For social enterprises, doing good is part of their business model. To them, doing good is not likened to charity, but is seen as part of the reason why their company exists. Hence, a social entrepreneur is a person who creates a profit and purpose driven organisation. In other words, they believe that doing good in the society is good for business.

Types of Social Entreprises

1. One for One

Do you have a pair of Toms shoes? If yes, you should know that Toms shoes is an example of a social enterprise, because they have a policy that if you buy a pair of their shoes, they will give a pair of shoes away.

Another is a headphone company, LSTN, which gives a hearing exam and hearing aids to a child in need for each set of headphones it sells.

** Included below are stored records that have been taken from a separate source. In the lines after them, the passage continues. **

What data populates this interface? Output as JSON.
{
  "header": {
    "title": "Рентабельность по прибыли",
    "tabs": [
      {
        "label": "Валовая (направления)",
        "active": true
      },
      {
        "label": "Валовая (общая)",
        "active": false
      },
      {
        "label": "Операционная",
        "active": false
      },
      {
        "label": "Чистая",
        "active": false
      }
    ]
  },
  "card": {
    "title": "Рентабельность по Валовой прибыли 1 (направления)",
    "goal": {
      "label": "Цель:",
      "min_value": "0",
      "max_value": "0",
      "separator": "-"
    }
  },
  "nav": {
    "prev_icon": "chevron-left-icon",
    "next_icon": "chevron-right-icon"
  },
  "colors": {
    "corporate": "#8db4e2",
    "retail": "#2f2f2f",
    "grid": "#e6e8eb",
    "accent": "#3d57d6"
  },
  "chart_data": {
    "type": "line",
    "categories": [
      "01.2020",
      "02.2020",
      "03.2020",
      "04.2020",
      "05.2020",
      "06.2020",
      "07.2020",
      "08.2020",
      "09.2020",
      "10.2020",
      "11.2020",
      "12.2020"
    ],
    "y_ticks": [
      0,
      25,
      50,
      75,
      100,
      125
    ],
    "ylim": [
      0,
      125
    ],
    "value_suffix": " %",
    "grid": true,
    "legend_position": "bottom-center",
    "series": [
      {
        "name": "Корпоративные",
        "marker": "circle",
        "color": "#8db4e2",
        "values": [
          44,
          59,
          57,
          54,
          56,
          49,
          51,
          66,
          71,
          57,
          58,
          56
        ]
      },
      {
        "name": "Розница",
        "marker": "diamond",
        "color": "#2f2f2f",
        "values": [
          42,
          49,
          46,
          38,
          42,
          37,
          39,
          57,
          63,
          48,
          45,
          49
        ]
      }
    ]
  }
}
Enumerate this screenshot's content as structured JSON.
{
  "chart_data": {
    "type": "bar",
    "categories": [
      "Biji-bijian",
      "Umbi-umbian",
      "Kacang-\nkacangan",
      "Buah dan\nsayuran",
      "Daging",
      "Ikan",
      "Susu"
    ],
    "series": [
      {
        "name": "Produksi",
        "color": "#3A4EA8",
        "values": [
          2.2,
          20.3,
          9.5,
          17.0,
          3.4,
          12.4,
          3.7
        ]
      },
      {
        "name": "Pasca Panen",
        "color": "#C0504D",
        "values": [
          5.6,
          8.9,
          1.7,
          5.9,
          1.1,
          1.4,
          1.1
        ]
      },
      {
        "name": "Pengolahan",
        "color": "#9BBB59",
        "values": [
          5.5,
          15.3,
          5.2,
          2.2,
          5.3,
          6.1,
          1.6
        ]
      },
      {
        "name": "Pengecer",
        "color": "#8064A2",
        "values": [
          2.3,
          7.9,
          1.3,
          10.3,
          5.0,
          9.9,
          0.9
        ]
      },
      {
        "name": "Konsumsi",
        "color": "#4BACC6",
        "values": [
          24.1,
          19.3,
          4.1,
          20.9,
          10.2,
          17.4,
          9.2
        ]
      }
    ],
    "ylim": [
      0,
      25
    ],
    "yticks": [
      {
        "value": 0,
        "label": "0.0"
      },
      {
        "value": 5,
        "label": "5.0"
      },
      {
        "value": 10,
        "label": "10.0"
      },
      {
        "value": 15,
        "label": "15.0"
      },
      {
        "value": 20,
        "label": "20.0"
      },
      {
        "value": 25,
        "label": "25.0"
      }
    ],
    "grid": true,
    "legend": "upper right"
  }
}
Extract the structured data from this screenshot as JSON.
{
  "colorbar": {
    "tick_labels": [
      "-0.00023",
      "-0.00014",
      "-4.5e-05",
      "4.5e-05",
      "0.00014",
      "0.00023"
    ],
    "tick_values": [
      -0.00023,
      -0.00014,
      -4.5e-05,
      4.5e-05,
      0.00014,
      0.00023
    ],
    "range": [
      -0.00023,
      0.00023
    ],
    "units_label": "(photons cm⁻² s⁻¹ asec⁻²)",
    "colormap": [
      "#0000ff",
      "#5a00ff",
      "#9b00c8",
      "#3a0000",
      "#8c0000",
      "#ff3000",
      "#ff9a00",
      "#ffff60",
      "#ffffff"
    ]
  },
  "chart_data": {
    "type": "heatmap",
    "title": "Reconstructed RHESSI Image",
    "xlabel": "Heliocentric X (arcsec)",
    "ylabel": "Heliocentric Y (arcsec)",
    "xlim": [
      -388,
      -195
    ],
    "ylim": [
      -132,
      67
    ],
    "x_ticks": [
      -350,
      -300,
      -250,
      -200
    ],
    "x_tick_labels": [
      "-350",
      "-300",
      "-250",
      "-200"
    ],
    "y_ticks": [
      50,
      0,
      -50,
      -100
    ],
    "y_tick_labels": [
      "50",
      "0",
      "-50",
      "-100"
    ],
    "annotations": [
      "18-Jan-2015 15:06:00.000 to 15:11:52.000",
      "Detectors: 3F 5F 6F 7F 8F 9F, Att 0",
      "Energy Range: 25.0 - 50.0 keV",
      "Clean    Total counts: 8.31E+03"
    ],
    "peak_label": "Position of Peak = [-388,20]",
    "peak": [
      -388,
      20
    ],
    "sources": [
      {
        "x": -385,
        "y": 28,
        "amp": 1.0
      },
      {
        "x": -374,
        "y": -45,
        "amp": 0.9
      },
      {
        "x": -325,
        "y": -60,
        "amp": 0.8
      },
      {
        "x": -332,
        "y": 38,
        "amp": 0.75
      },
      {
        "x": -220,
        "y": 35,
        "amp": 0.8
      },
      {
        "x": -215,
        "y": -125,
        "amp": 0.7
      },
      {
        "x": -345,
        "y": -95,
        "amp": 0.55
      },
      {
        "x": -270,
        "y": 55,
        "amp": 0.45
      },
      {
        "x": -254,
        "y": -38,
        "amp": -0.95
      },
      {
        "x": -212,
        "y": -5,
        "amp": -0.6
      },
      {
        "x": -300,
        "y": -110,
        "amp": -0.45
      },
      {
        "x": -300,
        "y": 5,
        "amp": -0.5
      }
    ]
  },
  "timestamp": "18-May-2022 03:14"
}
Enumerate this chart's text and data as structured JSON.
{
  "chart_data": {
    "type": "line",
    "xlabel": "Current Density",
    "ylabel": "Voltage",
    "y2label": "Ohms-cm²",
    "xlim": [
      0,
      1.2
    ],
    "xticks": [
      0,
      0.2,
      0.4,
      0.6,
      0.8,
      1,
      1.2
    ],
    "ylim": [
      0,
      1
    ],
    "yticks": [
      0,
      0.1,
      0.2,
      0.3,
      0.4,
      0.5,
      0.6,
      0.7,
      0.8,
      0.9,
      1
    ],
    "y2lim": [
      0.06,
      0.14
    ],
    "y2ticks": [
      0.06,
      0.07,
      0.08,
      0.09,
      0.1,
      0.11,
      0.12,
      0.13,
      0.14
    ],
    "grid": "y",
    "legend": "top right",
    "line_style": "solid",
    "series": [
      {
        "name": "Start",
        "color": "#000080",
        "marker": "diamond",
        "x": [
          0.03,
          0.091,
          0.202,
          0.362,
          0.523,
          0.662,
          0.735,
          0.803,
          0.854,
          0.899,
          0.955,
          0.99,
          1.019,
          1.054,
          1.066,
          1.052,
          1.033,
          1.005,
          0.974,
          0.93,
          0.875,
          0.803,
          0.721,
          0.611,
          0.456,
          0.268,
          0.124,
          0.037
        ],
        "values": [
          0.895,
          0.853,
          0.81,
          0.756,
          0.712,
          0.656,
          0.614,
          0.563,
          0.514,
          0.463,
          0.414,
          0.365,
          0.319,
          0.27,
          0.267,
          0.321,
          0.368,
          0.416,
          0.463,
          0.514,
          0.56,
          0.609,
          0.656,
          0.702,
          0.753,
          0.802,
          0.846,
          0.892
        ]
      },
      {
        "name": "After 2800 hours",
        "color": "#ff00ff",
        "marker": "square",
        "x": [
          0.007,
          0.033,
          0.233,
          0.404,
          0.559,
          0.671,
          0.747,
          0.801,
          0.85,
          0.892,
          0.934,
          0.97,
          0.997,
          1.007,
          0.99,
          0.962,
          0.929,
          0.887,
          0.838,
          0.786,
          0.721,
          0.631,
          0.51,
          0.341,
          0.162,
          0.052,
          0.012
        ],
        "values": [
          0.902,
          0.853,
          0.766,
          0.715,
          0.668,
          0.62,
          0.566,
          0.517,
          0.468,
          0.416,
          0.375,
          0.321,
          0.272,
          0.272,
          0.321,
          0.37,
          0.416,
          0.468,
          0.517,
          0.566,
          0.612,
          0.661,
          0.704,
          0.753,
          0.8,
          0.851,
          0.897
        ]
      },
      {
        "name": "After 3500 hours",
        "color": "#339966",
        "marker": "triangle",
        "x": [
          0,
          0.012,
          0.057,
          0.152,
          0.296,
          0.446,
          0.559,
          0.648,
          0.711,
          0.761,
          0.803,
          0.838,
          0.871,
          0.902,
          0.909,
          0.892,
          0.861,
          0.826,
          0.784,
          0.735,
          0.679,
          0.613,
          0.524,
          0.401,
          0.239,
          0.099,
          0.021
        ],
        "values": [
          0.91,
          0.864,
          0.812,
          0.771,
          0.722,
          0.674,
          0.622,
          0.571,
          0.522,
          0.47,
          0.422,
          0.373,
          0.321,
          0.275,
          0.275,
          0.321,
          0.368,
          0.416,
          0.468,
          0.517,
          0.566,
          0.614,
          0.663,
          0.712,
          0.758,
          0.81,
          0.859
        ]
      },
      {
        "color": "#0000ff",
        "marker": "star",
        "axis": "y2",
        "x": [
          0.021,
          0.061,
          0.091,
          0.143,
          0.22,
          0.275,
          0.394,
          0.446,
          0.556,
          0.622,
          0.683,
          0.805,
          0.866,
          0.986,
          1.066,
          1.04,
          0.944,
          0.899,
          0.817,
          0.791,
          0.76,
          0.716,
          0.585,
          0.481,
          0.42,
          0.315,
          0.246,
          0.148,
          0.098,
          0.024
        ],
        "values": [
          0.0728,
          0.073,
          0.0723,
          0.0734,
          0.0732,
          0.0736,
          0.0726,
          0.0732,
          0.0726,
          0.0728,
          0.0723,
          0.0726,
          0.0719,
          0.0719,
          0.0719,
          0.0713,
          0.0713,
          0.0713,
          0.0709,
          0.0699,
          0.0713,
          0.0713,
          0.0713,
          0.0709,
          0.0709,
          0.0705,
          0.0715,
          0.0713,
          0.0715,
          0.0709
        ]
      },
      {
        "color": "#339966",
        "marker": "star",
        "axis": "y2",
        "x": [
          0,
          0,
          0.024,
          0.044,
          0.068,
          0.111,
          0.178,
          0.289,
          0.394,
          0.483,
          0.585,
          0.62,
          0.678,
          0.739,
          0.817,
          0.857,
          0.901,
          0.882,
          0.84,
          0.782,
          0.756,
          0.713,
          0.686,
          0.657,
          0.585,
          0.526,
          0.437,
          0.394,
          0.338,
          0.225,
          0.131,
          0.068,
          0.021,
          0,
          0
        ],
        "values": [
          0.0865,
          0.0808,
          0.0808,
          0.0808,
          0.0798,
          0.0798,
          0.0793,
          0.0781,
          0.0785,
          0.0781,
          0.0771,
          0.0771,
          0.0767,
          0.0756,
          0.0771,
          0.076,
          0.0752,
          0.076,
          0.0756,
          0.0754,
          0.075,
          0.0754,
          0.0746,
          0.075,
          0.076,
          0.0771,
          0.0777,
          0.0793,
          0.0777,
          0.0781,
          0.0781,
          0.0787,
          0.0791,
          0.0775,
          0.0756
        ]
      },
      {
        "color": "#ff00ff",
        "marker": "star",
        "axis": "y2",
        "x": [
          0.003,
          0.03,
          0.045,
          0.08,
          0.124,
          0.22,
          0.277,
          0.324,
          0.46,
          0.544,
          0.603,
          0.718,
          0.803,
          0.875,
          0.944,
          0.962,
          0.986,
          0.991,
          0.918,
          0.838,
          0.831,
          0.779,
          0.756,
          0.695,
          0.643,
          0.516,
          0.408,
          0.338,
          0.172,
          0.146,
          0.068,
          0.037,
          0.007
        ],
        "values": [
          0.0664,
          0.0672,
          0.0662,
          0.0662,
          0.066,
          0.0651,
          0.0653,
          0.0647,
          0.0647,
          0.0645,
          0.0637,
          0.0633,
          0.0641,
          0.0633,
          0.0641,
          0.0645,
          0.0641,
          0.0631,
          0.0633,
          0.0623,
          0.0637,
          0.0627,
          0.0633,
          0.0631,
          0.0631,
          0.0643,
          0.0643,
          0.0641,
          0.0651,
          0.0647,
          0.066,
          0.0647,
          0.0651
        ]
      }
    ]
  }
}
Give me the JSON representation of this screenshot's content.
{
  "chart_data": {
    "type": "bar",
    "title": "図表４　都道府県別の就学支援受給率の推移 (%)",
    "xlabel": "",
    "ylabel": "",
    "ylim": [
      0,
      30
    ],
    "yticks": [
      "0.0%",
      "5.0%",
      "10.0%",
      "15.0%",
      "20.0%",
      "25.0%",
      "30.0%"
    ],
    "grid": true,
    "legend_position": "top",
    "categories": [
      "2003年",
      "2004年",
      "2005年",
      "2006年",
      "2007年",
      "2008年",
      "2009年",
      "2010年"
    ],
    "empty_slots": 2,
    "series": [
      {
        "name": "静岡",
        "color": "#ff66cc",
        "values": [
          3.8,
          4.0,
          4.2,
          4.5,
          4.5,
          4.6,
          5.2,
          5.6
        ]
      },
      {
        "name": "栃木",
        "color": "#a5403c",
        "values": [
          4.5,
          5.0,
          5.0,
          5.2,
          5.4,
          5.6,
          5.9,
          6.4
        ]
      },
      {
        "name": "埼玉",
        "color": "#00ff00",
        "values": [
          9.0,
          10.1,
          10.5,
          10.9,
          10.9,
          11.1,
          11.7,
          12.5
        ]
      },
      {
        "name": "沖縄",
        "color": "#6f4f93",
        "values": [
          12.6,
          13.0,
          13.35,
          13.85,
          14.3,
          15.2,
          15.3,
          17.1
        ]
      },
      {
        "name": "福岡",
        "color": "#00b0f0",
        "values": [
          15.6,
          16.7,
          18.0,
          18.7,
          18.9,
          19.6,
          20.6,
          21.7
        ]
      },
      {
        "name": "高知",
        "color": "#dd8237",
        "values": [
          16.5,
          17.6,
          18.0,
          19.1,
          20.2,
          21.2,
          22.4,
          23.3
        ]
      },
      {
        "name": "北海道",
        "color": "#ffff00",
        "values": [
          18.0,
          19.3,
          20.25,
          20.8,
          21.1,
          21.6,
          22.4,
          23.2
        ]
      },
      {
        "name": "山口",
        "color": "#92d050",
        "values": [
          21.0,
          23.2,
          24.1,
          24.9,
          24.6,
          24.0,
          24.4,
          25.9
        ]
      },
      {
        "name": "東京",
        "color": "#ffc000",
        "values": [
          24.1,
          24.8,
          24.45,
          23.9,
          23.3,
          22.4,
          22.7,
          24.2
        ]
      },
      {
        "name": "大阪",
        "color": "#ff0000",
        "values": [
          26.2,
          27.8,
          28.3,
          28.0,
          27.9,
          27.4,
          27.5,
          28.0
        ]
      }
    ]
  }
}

Another great example is Mission Belt.  Mission Belt sells highly unique men’s belts and donates $1 for each belt sold.  Now, Kiva (the organisation they donate to) issues microloans to poor people in developing countries, and that single dollar donated is used again and again as loans are repaid, hence benefitting even more people. Mission Belt makes this story a key part of its brand by weaving the cause into the company.  Each belt sold features the story of someone whose life was changed by a Kiva loan, it’s motto is ‘buy a belt, feed a family’, and even the name Mission Belt gives you the impression of why the company exists.

2. Companies With Multiple Causes

An emerging trend in social entrepreneurship is for companies to create a brand that addresses multiple social challenges. This can be tough to execute well, but some companies have pulled it off beautifully.

For example, Sword and Plough creates a cycle of giving by turning military fabric into high quality handbags, hire ex-soldiers to make the bags, and also donate 10% of profits to causes that have to do with former soldiers. The company is led by two sisters with a long military background, which has contributed greatly to the company’s success.

Another is Indosole, they recreate junk tires into new shoes using a process that has been practiced for years in Indonesia. Through this work, Indosole also brings dignified employment to an Indonesian community that was badly in need of it.

Are there examples of social enterprises in Nigeria? Yes, there are! Take as an example, education and social content are provided at no cost to Nigerian students in all subjects. But to keep the website running and pay those who manage content on the website, money is needed. This is funded by the parent company – Rise Global Interactive Links Limited – thus ensuring that Nigerian students can blend online learning with classroom learning, improve their understanding and performance at school, and in this way contribute meaningfully to society.

The key aim of all the companies highlighted above is that they deliberately weave the story of their community into the story of their business. You can thus see that businesses can make both money AND a difference, and that social entrepreneurship in its many forms is the best way to realise such vision. So, if I may ask, are you fully on board?